What makes a Quantum Computer better?

Computers today function on binary bases. All calculations that they conduct occur in either 1 or 0, and this is the base on which modern computing is built. In quantum computers, qubits are used to perform the calculations, and they can be both 1 and 0 at the same time. This means that they will be doubly efficient as traditional computers, as they will provide double the computing power, increasing exponentially. For example, something that takes a normal computer 4 bits to do only requires 2 qubits, 16-bit operations require only 4 qubits. This exponential growth, combined with the exponential growth of the processors themselves, creates an environment wherein the computing power of classical computers seems to be falling behind.

What Google discovered, had never been done before. It was theorized that Quantum Computers could exponentially outperform their classical counterparts in certain operations. But in Google’s Quantum AI lab, the quantum chip was recording an improvement in speed that was ‘doubly exponential’, that is, where the speed of the quantum computer was expected to increase twice with each added qubit, like in the sequence 2^1, 2^2, 2^3, 2^4, the speed was increasing in the manner of the sequence 2^(2^1), 2^(2^2), 2^(2^3), 2^(2^4). Researchers at Google gave this growth the name “Neven’s Law”, after Hartmut Neven.
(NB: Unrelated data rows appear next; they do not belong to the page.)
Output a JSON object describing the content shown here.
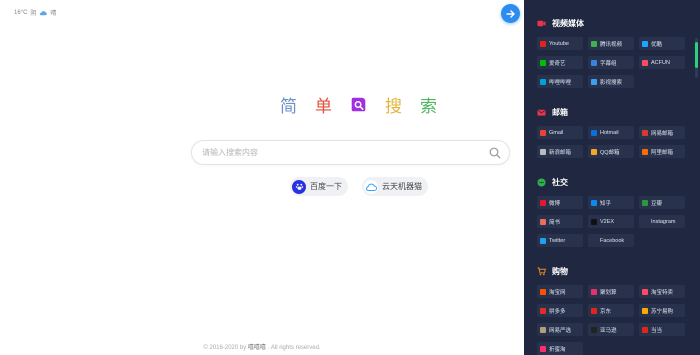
{
  "weather": {
    "temp": "16°C",
    "condition": "阴",
    "extra": "晴"
  },
  "logo": {
    "chars": [
      "简",
      "单",
      "搜",
      "索"
    ],
    "colors": [
      "#6e8fc7",
      "#e0503c",
      "#e4b53a",
      "#4fb55e"
    ],
    "mark_color": "#a12ee0"
  },
  "search": {
    "placeholder": "请输入搜索内容"
  },
  "engines": [
    {
      "label": "百度一下",
      "icon": "baidu-paw-icon",
      "color": "#2932e1"
    },
    {
      "label": "云天机器猫",
      "icon": "cloud-icon",
      "color": "#36a3f7"
    }
  ],
  "footer": {
    "prefix": "© 2016-2020 by ",
    "author": "嘻嘻嘻",
    "suffix": " . All rights reserved."
  },
  "sections": [
    {
      "title": "视频媒体",
      "icon": "video-icon",
      "color": "#e8344b",
      "items": [
        {
          "label": "Youtube",
          "color": "#e62117"
        },
        {
          "label": "腾讯视频",
          "color": "#3fb14a"
        },
        {
          "label": "优酷",
          "color": "#1ba7ff"
        },
        {
          "label": "爱奇艺",
          "color": "#00be06"
        },
        {
          "label": "字幕组",
          "color": "#3b83d8"
        },
        {
          "label": "ACFUN",
          "color": "#fd4c5d"
        },
        {
          "label": "哔哩哔哩",
          "color": "#00a1d6"
        },
        {
          "label": "影视搜索",
          "color": "#3aa0f0"
        }
      ]
    },
    {
      "title": "邮箱",
      "icon": "mail-icon",
      "color": "#e8344b",
      "items": [
        {
          "label": "Gmail",
          "color": "#ea4335"
        },
        {
          "label": "Hotmail",
          "color": "#0a6fd6"
        },
        {
          "label": "网易邮箱",
          "color": "#d43c33"
        },
        {
          "label": "新浪邮箱",
          "color": "#bbbbbb"
        },
        {
          "label": "QQ邮箱",
          "color": "#f5a623"
        },
        {
          "label": "阿里邮箱",
          "color": "#ff6a00"
        }
      ]
    },
    {
      "title": "社交",
      "icon": "chat-icon",
      "color": "#2bb24c",
      "items": [
        {
          "label": "微博",
          "color": "#e6162d"
        },
        {
          "label": "知乎",
          "color": "#0f88eb"
        },
        {
          "label": "豆瓣",
          "color": "#2e963d"
        },
        {
          "label": "简书",
          "color": "#ea6f5a"
        },
        {
          "label": "V2EX",
          "color": "#111111"
        },
        {
          "label": "Instagram",
          "color": "#28324d"
        },
        {
          "label": "Twitter",
          "color": "#1da1f2"
        },
        {
          "label": "Facebook",
          "color": "#28324d"
        }
      ]
    },
    {
      "title": "购物",
      "icon": "cart-icon",
      "color": "#f08a24",
      "items": [
        {
          "label": "淘宝网",
          "color": "#ff5000"
        },
        {
          "label": "聚划算",
          "color": "#e5326b"
        },
        {
          "label": "淘宝特卖",
          "color": "#ff4965"
        },
        {
          "label": "拼多多",
          "color": "#e02e24"
        },
        {
          "label": "京东",
          "color": "#e1251b"
        },
        {
          "label": "苏宁易购",
          "color": "#ffaa00"
        },
        {
          "label": "网易严选",
          "color": "#b4a078"
        },
        {
          "label": "亚马逊",
          "color": "#222222"
        },
        {
          "label": "当当",
          "color": "#e1251b"
        },
        {
          "label": "折蜜淘",
          "color": "#ff2d6b"
        }
      ]
    }
  ]
}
This is a significant breakthrough in computational powers because such speeds have never been realized in earlier systems, neither is there anything else in Nature that follows the same ‘doubly’- exponential growth rate. One might ask, that Quantum Computers are theorized to grow in processing speeds only exponentially with each added qubit, but the extra exponential lies in the improvement of quality of quantum chips used by Google.

Another extraordinary feat accomplished by the quantum computer is that this huge growth in pace is not restricted to only specific tasks and operations, rather it applied almost universally. This could possibly translate into what experts tout as “Quantum Supremacy” over classical machines, and Google might as well be the closest humanity has ever been to this goal. In fact, experts at Google claim that Quantum Supremacy might very well be achievable by the end of this year.

Experts have long been doubting whether the pace of technological advancement the world saw post-1950s, could continue much after the earlier part of the 21st Century. While it is certainly true that Classical Computers are now beyond the breezy period of growth laid down by Moore’s law, yet are going to innovate and improve in newer ways, still, the improvement brought by Google’s Quantum Chip, is a continuation of Moore’s Law. Even if humanity reaches the ceiling for (rather, the floor!) for minimum silicon device sizes, the death of Moore’s law would be more than compensated for by the immense increase in performance brought about by Neven’s Law, if quantum computers become a reality outside the laboratory anytime soon. This only acts as proof that Silicon Valley is not going to run dry on ideas and innovations anytime soon.